La dictature du mot de passe.
Qu’il pleuve, qu’il vente ou qu’il neige, ma visite matutinale des quatre coins de mon courtil est un rituel incontournable. D’un mot, d’une phrase ou d’un silence, je salue mes bouleaux, fayards et châtaigniers, le couple de pigeons installé à demeure dans l’ombre des sapins, les tourterelles en controverse dans l’érable commun et les merles afférés qui chassent encore du bec les perles de la nuit épinglées à leurs plumes luisantes de rosée. De retour en mon antre, je glisse sur la chaîne hifi une sonate de Mozart, Schubert ou Rachmaninov et allume mon ordinateur.
On lit dans la Bible (Épitre de Paul aux Romains 11/33) que les voies du Seigneur sont impénétrables. Celles de l’informatique le sont aussi ! Après m’avoir longuement souhaité la bienvenue, un panneau sur l’écran m’annonce que des mises à jour sont en cours d’installation : "please wait". J’attends donc et profite de l’intermède pour remplacer Rachmaninov par la symphonie en ré mineur de César Franck, 30% ! L’allégro ma non troppo s’achève, 75% ! La dernière note de l’allégretto n’est pas tombée que l’ordre apparaît : éteindre et rallumer. Discipliné, je m’exécute avec toutefois l’impression que la machine hésite. Comme si elle se demandait si je suis vraiment digne d’elle. Une nouvelle injonction s’inscrit malgré tout sous une petite case blanche sur le fond noir : mot de passe ! Je tape consciencieusement les lettres requises. Mot de passe périmé ! Et je me souviens que l’informaticien qui m’assiste, pour ne pas dire pilote, et qui séjourne actuellement à l’autre bout du monde, avait choisi pour des raisons de sécurité de n’accorder qu’une durée limitée à la validité de cette clé pourtant indispensable. Je crée donc un nouveau code facile à retenir et l’introduis. Refusé. Mettre des chiffres et des lettres. Sans doute ce que l’on appelle communément le syndrome Romejko. Je cède en espérant n’avoir pas besoin de réveiller mon technicien préféré. À mon grand soulagement, l’inquiétante évocation d’une huile de Pierre Soulages qui m’avait accueilli est remplacée par un aimable chemin forestier au cœur de l’automne
Comme chaque matin, je me mets ensuite en quête des courriels régulièrement glissés dans ma "boite mails" par des mains attentionnées. Et la sanction d’échoir derechef : mot de passe ! L’appareil aurait dû le conserver dans les méandres de ses mémoires. Hélas, la sureté étant son obsession, il n’en a rien fait. Retrouver le fameux sésame que j’ai bien dû "sauvegarder" quelque part n’est pas aussi simple qu’il y paraît. Et pour tout dire impossible malgré mes pressantes invocations au dieu lare qui veille d’ordinaire sur mon bureau. Cliquer sur la rubrique mot de passe oublié, en choisir un nouveau et attendre. Le système m’informe qu’une confirmation m’est demandée par "email" ou par téléphone. Je sors donc ce dernier de sa coque protectrice (je ne l’utilise guère plus de deux à trois fois l’an) en espérant que la batterie n’est pas une fois de plus déchargée. Elle ne l’est pas. Je communique fébrilement mon accord. Mais le temps d’attente étant dépassé, la connexion avec le serveur est interrompue. Je sens que je vais bientôt moi aussi me déconnecter. J’effectue une nouvelle tentative. Avec succès cette fois. Une quinzaine de messages publicitaires s’installent sans vergogne. Je les jette dans la poubelle virtuelle.
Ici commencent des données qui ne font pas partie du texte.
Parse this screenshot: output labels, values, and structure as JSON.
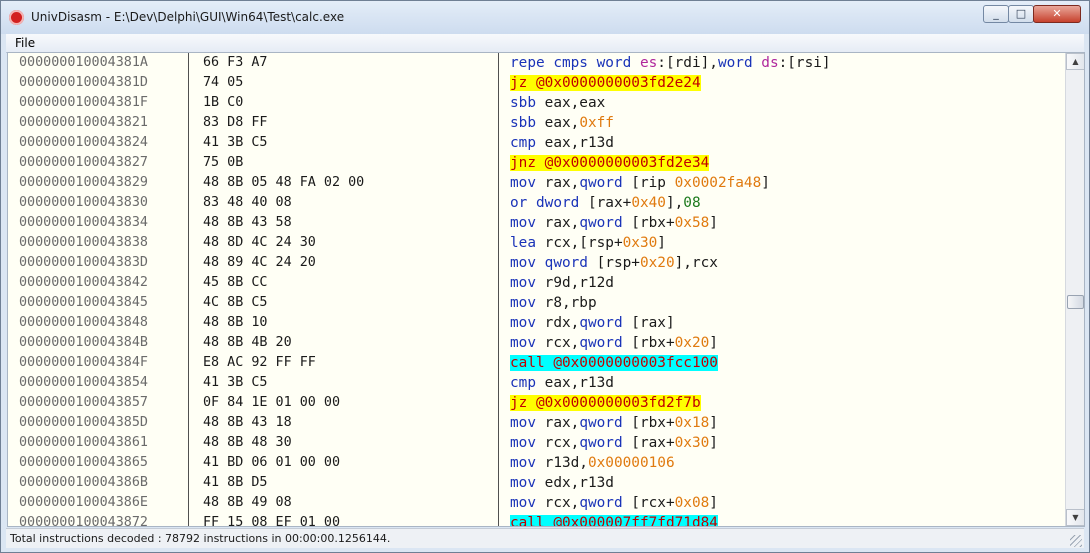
{
  "window": {
    "title": "UnivDisasm - E:\\Dev\\Delphi\\GUI\\Win64\\Test\\calc.exe",
    "min_glyph": "_",
    "max_glyph": "□",
    "close_glyph": "✕",
    "icon": "app-icon"
  },
  "menu": {
    "file": "File"
  },
  "colors": {
    "highlight_jump": "#ffff00",
    "highlight_call": "#00ffff",
    "mnemonic": "#1a33b8",
    "number": "#e07a0f",
    "segment": "#b0279c"
  },
  "rows": [
    {
      "addr": "000000010004381A",
      "bytes": "66 F3 A7",
      "asm": [
        {
          "t": "repe cmps ",
          "c": "t-m"
        },
        {
          "t": "word ",
          "c": "t-m"
        },
        {
          "t": "es",
          "c": "t-s"
        },
        {
          "t": ":[rdi],",
          "c": "t-p"
        },
        {
          "t": "word ",
          "c": "t-m"
        },
        {
          "t": "ds",
          "c": "t-s"
        },
        {
          "t": ":[rsi]",
          "c": "t-p"
        }
      ]
    },
    {
      "addr": "000000010004381D",
      "bytes": "74 05",
      "hl": "y",
      "asm": [
        {
          "t": "jz @0x0000000003fd2e24",
          "c": "t-j"
        }
      ]
    },
    {
      "addr": "000000010004381F",
      "bytes": "1B C0",
      "asm": [
        {
          "t": "sbb ",
          "c": "t-m"
        },
        {
          "t": "eax,eax",
          "c": "t-p"
        }
      ]
    },
    {
      "addr": "0000000100043821",
      "bytes": "83 D8 FF",
      "asm": [
        {
          "t": "sbb ",
          "c": "t-m"
        },
        {
          "t": "eax,",
          "c": "t-p"
        },
        {
          "t": "0xff",
          "c": "t-n"
        }
      ]
    },
    {
      "addr": "0000000100043824",
      "bytes": "41 3B C5",
      "asm": [
        {
          "t": "cmp ",
          "c": "t-m"
        },
        {
          "t": "eax,r13d",
          "c": "t-p"
        }
      ]
    },
    {
      "addr": "0000000100043827",
      "bytes": "75 0B",
      "hl": "y",
      "asm": [
        {
          "t": "jnz @0x0000000003fd2e34",
          "c": "t-j"
        }
      ]
    },
    {
      "addr": "0000000100043829",
      "bytes": "48 8B 05 48 FA 02 00",
      "asm": [
        {
          "t": "mov ",
          "c": "t-m"
        },
        {
          "t": "rax,",
          "c": "t-p"
        },
        {
          "t": "qword ",
          "c": "t-m"
        },
        {
          "t": "[rip ",
          "c": "t-p"
        },
        {
          "t": "0x0002fa48",
          "c": "t-n"
        },
        {
          "t": "]",
          "c": "t-p"
        }
      ]
    },
    {
      "addr": "0000000100043830",
      "bytes": "83 48 40 08",
      "asm": [
        {
          "t": "or ",
          "c": "t-m"
        },
        {
          "t": "dword ",
          "c": "t-m"
        },
        {
          "t": "[rax+",
          "c": "t-p"
        },
        {
          "t": "0x40",
          "c": "t-n"
        },
        {
          "t": "],",
          "c": "t-p"
        },
        {
          "t": "08",
          "c": "t-z"
        }
      ]
    },
    {
      "addr": "0000000100043834",
      "bytes": "48 8B 43 58",
      "asm": [
        {
          "t": "mov ",
          "c": "t-m"
        },
        {
          "t": "rax,",
          "c": "t-p"
        },
        {
          "t": "qword ",
          "c": "t-m"
        },
        {
          "t": "[rbx+",
          "c": "t-p"
        },
        {
          "t": "0x58",
          "c": "t-n"
        },
        {
          "t": "]",
          "c": "t-p"
        }
      ]
    },
    {
      "addr": "0000000100043838",
      "bytes": "48 8D 4C 24 30",
      "asm": [
        {
          "t": "lea ",
          "c": "t-m"
        },
        {
          "t": "rcx,[rsp+",
          "c": "t-p"
        },
        {
          "t": "0x30",
          "c": "t-n"
        },
        {
          "t": "]",
          "c": "t-p"
        }
      ]
    },
    {
      "addr": "000000010004383D",
      "bytes": "48 89 4C 24 20",
      "asm": [
        {
          "t": "mov ",
          "c": "t-m"
        },
        {
          "t": "qword ",
          "c": "t-m"
        },
        {
          "t": "[rsp+",
          "c": "t-p"
        },
        {
          "t": "0x20",
          "c": "t-n"
        },
        {
          "t": "],rcx",
          "c": "t-p"
        }
      ]
    },
    {
      "addr": "0000000100043842",
      "bytes": "45 8B CC",
      "asm": [
        {
          "t": "mov ",
          "c": "t-m"
        },
        {
          "t": "r9d,r12d",
          "c": "t-p"
        }
      ]
    },
    {
      "addr": "0000000100043845",
      "bytes": "4C 8B C5",
      "asm": [
        {
          "t": "mov ",
          "c": "t-m"
        },
        {
          "t": "r8,rbp",
          "c": "t-p"
        }
      ]
    },
    {
      "addr": "0000000100043848",
      "bytes": "48 8B 10",
      "asm": [
        {
          "t": "mov ",
          "c": "t-m"
        },
        {
          "t": "rdx,",
          "c": "t-p"
        },
        {
          "t": "qword ",
          "c": "t-m"
        },
        {
          "t": "[rax]",
          "c": "t-p"
        }
      ]
    },
    {
      "addr": "000000010004384B",
      "bytes": "48 8B 4B 20",
      "asm": [
        {
          "t": "mov ",
          "c": "t-m"
        },
        {
          "t": "rcx,",
          "c": "t-p"
        },
        {
          "t": "qword ",
          "c": "t-m"
        },
        {
          "t": "[rbx+",
          "c": "t-p"
        },
        {
          "t": "0x20",
          "c": "t-n"
        },
        {
          "t": "]",
          "c": "t-p"
        }
      ]
    },
    {
      "addr": "000000010004384F",
      "bytes": "E8 AC 92 FF FF",
      "hl": "c",
      "asm": [
        {
          "t": "call @0x0000000003fcc100",
          "c": "t-j"
        }
      ]
    },
    {
      "addr": "0000000100043854",
      "bytes": "41 3B C5",
      "asm": [
        {
          "t": "cmp ",
          "c": "t-m"
        },
        {
          "t": "eax,r13d",
          "c": "t-p"
        }
      ]
    },
    {
      "addr": "0000000100043857",
      "bytes": "0F 84 1E 01 00 00",
      "hl": "y",
      "asm": [
        {
          "t": "jz @0x0000000003fd2f7b",
          "c": "t-j"
        }
      ]
    },
    {
      "addr": "000000010004385D",
      "bytes": "48 8B 43 18",
      "asm": [
        {
          "t": "mov ",
          "c": "t-m"
        },
        {
          "t": "rax,",
          "c": "t-p"
        },
        {
          "t": "qword ",
          "c": "t-m"
        },
        {
          "t": "[rbx+",
          "c": "t-p"
        },
        {
          "t": "0x18",
          "c": "t-n"
        },
        {
          "t": "]",
          "c": "t-p"
        }
      ]
    },
    {
      "addr": "0000000100043861",
      "bytes": "48 8B 48 30",
      "asm": [
        {
          "t": "mov ",
          "c": "t-m"
        },
        {
          "t": "rcx,",
          "c": "t-p"
        },
        {
          "t": "qword ",
          "c": "t-m"
        },
        {
          "t": "[rax+",
          "c": "t-p"
        },
        {
          "t": "0x30",
          "c": "t-n"
        },
        {
          "t": "]",
          "c": "t-p"
        }
      ]
    },
    {
      "addr": "0000000100043865",
      "bytes": "41 BD 06 01 00 00",
      "asm": [
        {
          "t": "mov ",
          "c": "t-m"
        },
        {
          "t": "r13d,",
          "c": "t-p"
        },
        {
          "t": "0x00000106",
          "c": "t-n"
        }
      ]
    },
    {
      "addr": "000000010004386B",
      "bytes": "41 8B D5",
      "asm": [
        {
          "t": "mov ",
          "c": "t-m"
        },
        {
          "t": "edx,r13d",
          "c": "t-p"
        }
      ]
    },
    {
      "addr": "000000010004386E",
      "bytes": "48 8B 49 08",
      "asm": [
        {
          "t": "mov ",
          "c": "t-m"
        },
        {
          "t": "rcx,",
          "c": "t-p"
        },
        {
          "t": "qword ",
          "c": "t-m"
        },
        {
          "t": "[rcx+",
          "c": "t-p"
        },
        {
          "t": "0x08",
          "c": "t-n"
        },
        {
          "t": "]",
          "c": "t-p"
        }
      ]
    },
    {
      "addr": "0000000100043872",
      "bytes": "FF 15 08 EF 01 00",
      "hl": "c",
      "asm": [
        {
          "t": "call @0x000007ff7fd71d84",
          "c": "t-j"
        }
      ]
    }
  ],
  "status": {
    "text": "Total instructions decoded : 78792 instructions in 00:00:00.1256144."
  }
}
C’est alors au tour du téléphone fixe de se rappeler à mon bon souvenir. Je programme la mise en veille de l’ordinateur et me précipite. Mais la patience n’est pas la première qualité de qui souhaite me contacter. « Vous avez de nouveaux messages. Pour les lire taper **** » C’est ma voisine Hélène. « Vous venez manger avec nous ? J’ai fait de la teurgoule.» Je n’écrirai donc pas de chronique aujourd’hui.